TIL that that 200% is not relative to the extrusion width on other layers. I finally read the hovertext and discovered that it is percent of first layer height — so when I tried to make it 100% I made a real mistake. A 0.8mm nozzle doesn’t do a good job of printing a 0.3mm wide by 0.3mm tall line. So I went to 0.4mm thick first layer and 200% first layer extrusion width setting for 0.8mm first layer extrusion width, and it looks much better. Going to 0.6mm for all layers looked better yet.
Next, I tuned linear advance.
Now, the frames I’m printing are structurally sound; they bend well without delaminating. But I’m still getting significant stringing. I tried printing a temperature tower, and the entire range I tested, from 245⁰ to 285⁰, I kept seeing stringing. But that doesn’t test printing at speed, and with the 0.8mm nozzle that’s where a lot of the challenge lies. The tower, which since it was all small moves was only slow movements, looked better around 255⁰, but when I tried to print the visor with the hotend at 255⁰ the plastic didn’t get hot enough to stick to the 75⁰ bed even at 60% of 60mm/s (36mm/s) so that didn’t help.

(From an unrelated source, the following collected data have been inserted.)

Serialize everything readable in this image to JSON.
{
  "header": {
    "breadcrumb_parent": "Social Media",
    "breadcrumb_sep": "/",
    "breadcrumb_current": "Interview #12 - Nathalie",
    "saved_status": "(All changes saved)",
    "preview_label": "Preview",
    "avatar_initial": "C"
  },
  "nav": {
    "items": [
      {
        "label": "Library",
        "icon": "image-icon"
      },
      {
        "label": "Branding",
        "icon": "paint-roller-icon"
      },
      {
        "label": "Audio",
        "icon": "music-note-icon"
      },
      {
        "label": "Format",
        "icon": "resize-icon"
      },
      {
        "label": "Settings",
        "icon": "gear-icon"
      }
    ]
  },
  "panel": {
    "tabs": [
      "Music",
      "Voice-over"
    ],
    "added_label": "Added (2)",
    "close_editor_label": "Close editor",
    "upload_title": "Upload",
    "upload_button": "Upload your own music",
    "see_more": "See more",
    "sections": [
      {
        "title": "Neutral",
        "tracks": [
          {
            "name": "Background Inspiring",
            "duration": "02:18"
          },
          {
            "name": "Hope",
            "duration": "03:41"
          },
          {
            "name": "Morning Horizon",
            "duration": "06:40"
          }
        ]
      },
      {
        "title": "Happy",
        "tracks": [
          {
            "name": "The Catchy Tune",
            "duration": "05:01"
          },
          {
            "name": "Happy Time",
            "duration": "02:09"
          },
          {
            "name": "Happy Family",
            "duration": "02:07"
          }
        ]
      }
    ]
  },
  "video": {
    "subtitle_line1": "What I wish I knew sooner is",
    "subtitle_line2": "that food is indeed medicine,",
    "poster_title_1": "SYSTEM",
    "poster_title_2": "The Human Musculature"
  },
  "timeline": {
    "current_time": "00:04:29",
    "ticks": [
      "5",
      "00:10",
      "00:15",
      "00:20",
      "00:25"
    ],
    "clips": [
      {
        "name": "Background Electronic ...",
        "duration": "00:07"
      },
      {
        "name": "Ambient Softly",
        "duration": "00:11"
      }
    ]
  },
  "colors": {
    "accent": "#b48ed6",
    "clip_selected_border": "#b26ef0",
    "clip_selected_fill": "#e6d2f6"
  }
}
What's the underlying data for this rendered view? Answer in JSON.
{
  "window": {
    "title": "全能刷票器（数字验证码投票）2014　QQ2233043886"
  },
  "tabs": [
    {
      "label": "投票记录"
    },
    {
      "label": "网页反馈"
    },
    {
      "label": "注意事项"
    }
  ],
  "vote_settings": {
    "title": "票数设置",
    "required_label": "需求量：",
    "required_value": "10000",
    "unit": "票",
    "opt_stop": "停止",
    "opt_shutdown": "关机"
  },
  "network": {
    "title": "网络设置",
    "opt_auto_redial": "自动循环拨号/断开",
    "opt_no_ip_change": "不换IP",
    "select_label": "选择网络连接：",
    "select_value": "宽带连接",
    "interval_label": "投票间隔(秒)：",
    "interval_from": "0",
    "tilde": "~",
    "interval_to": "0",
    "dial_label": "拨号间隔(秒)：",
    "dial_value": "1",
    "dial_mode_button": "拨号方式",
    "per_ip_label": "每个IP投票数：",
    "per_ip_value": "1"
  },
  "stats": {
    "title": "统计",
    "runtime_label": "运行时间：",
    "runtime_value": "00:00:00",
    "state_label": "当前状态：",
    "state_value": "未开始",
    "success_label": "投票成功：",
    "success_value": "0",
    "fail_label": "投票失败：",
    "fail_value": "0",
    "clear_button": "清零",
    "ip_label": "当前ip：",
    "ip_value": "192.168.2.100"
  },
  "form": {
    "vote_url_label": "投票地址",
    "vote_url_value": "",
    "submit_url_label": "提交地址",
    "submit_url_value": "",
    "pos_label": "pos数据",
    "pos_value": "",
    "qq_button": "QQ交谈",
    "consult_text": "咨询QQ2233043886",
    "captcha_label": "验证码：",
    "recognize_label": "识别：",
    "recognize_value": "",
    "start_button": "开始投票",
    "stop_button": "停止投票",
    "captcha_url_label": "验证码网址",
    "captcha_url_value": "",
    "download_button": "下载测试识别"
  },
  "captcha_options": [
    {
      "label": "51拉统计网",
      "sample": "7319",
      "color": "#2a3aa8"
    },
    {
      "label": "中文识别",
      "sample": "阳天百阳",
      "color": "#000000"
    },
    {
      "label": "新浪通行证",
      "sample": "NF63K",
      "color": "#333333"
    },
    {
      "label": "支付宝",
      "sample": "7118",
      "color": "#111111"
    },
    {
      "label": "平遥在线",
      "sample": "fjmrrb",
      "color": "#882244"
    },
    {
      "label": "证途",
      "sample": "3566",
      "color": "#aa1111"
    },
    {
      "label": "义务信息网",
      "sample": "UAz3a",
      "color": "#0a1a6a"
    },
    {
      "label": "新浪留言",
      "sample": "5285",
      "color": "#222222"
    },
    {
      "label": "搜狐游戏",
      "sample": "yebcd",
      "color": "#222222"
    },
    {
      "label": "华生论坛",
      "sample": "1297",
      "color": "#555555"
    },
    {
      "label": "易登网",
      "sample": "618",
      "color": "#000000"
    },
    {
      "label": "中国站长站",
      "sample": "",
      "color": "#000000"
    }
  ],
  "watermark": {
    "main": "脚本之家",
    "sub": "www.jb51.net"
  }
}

Other than some stringing, the visors are looking good and printing quickly with the 0.8mm nozzles, and I was having to clean them up anyway before, so I think I’ll stick with the 280⁰ first layer and 290⁰ other layers, with 60mm/s speeds and 0.6mm layer thickness for all layers, and just clean the strings off afterward.
So going from 85mm/s with 0.4mm nozzle to 60mm/s with 0.8mm nozzle, but twice the extrusion width and twice the layer height, works out to a speed win, even though I still have to clean strings off the edges.